The covdata package aims to make data related to the COVID-19 pandemic easily accessible to users of R. Once the package is installed, load it in the usual way:

library(tidyverse) 
#> ── Attaching packages ─────────────────────────────────────── tidyverse 1.3.2 ──
#> ✔ ggplot2 3.4.0      ✔ purrr   1.0.1 
#> ✔ tibble  3.1.8      ✔ dplyr   1.0.10
#> ✔ tidyr   1.2.1      ✔ stringr 1.5.0 
#> ✔ readr   2.1.3      ✔ forcats 0.5.2 
#> ── Conflicts ────────────────────────────────────────── tidyverse_conflicts() ──
#> ✖ dplyr::filter() masks stats::filter()
#> ✖ dplyr::lag()    masks stats::lag()
library(covdata)
#> 
#> Attaching package: 'covdata'
#> 
#> The following object is masked from 'package:datasets':
#> 
#>     uspop

Loading the package makes a variety of datasets available for use. Because the data are in tibbles, the use of the tidyverse suite of packages is strongly recommended, though it is not required. If use the data objects as dataframes (i.e., without loading the tidyverse packages) you will need to re-encode some variables, most importantly date and date-time columns, for them to behave as expected.

Exploring the Data

Individual datasets are documented on their help pages. The documentation includes details on properly citing the source of the data and, in some cases, the terms of use under which it is provided. The vignettes in the package provide a brief overview of several of the datasets.

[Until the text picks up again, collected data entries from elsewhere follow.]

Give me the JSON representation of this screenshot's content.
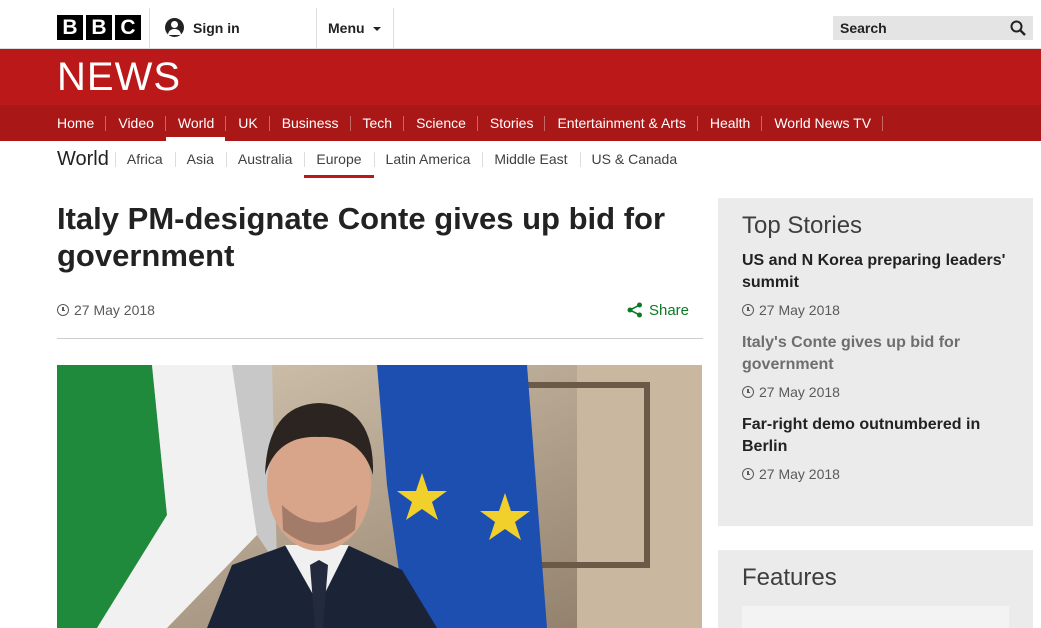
{
  "header": {
    "logo_letters": [
      "B",
      "B",
      "C"
    ],
    "signin_label": "Sign in",
    "menu_label": "Menu",
    "search_placeholder": "Search"
  },
  "brand": {
    "name": "NEWS",
    "color": "#bb1919"
  },
  "main_nav": {
    "items": [
      "Home",
      "Video",
      "World",
      "UK",
      "Business",
      "Tech",
      "Science",
      "Stories",
      "Entertainment & Arts",
      "Health",
      "World News TV"
    ],
    "active": "World"
  },
  "sub_nav": {
    "title": "World",
    "items": [
      "Africa",
      "Asia",
      "Australia",
      "Europe",
      "Latin America",
      "Middle East",
      "US & Canada"
    ],
    "active": "Europe"
  },
  "article": {
    "headline": "Italy PM-designate Conte gives up bid for government",
    "date": "27 May 2018",
    "share_label": "Share"
  },
  "top_stories": {
    "title": "Top Stories",
    "items": [
      {
        "headline": "US and N Korea preparing leaders' summit",
        "date": "27 May 2018"
      },
      {
        "headline": "Italy's Conte gives up bid for government",
        "date": "27 May 2018"
      },
      {
        "headline": "Far-right demo outnumbered in Berlin",
        "date": "27 May 2018"
      }
    ]
  },
  "features": {
    "title": "Features"
  },
  "colors": {
    "accent_red": "#bb1919",
    "nav_red": "#a91717",
    "share_green": "#0c7a24"
  }
}
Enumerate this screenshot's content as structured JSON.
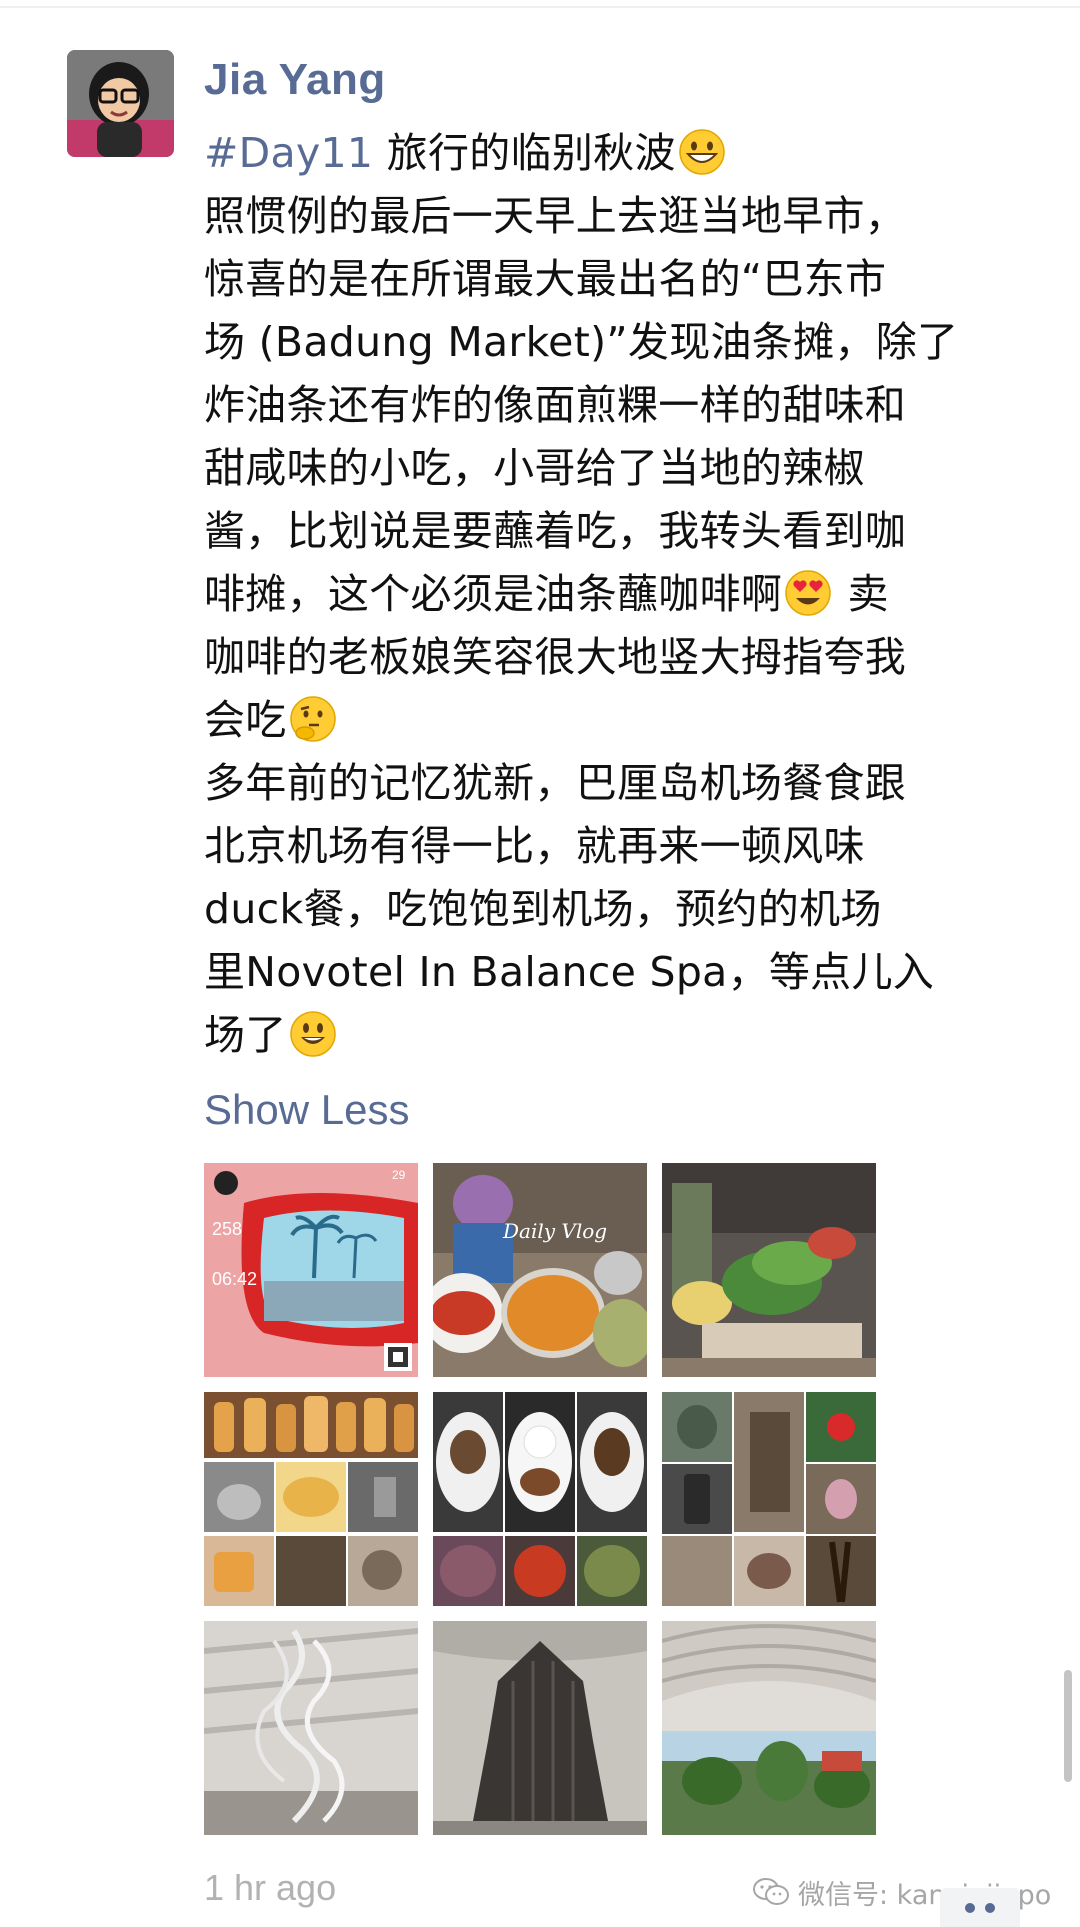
{
  "post": {
    "author": "Jia Yang",
    "hashtag": "#Day11",
    "lines": [
      "旅行的临别秋波",
      "照惯例的最后一天早上去逛当地早市，",
      "惊喜的是在所谓最大最出名的“巴东市",
      "场 (Badung Market)”发现油条摊，除了",
      "炸油条还有炸的像面煎粿一样的甜味和",
      "甜咸味的小吃，小哥给了当地的辣椒",
      "酱，比划说是要蘸着吃，我转头看到咖",
      "啡摊，这个必须是油条蘸咖啡啊",
      "卖",
      "咖啡的老板娘笑容很大地竖大拇指夸我",
      "会吃",
      "多年前的记忆犹新，巴厘岛机场餐食跟",
      "北京机场有得一比，就再来一顿风味",
      "duck餐，吃饱饱到机场，预约的机场",
      "里Novotel In Balance Spa，等点儿入",
      "场了"
    ],
    "emojis": [
      "grinning-face-emoji",
      "heart-eyes-emoji",
      "thinking-face-emoji",
      "smiley-face-emoji"
    ],
    "show_less_label": "Show Less",
    "timestamp": "1 hr ago"
  },
  "photos": {
    "items": [
      {
        "name": "photo-beach-sunglasses",
        "texts": [
          "258",
          "06:42",
          "29"
        ]
      },
      {
        "name": "photo-daily-vlog-market",
        "texts": [
          "Daily Vlog"
        ]
      },
      {
        "name": "photo-market-vegetables",
        "texts": []
      },
      {
        "name": "photo-fried-snacks-collage",
        "texts": []
      },
      {
        "name": "photo-duck-meal-collage",
        "texts": []
      },
      {
        "name": "photo-spa-collage",
        "texts": []
      },
      {
        "name": "photo-airport-sculpture",
        "texts": []
      },
      {
        "name": "photo-airport-tower-decor",
        "texts": []
      },
      {
        "name": "photo-airport-terminal",
        "texts": []
      }
    ]
  },
  "watermark": {
    "icon": "wechat-icon",
    "text": "微信号: kanxinjiapo"
  },
  "colors": {
    "link": "#576b95",
    "body_text": "#111111",
    "meta_text": "#b2b2b2"
  }
}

These include:

For the ECDC COVID-specific data: vignette("ecdc-data")
For US COVID-specific data: vignette("us-data")
For the New York Times COVID-specific data: vignette("new-york-times")
For the global mobility data from Apple: vignette("mobility-data")
For the CoronaNet Project data on policy: vignette("coronanet-data")
For data from the Human Mortality Database and the New York Times on excess mortality: vignette("excess-mortality")

Caveat Emptor

The data are provided as-is. More information about collection methods, scope, limits, and possible sources of error in the data can be found in the documentation provided by their respective sources. Follow the links above, and see the vignettes in the package. The collection and effective reporting of case and mortality data by national governments has technical and political aspects influenced by, amongst other things, the varying capacity of states to test, track and measure events in a timely fashion, the varying definitions, criteria, and methods employed by states in registering cases and deaths, and the role of politics in the exercise of capacity and the reporting of unflattering news. Researchers should take care to familiarize themselves with these issues prior to making strong claims based on these data.

Other Data Sources

Philip Cohen has released several datasets and code for STATA users. These can be found at his website.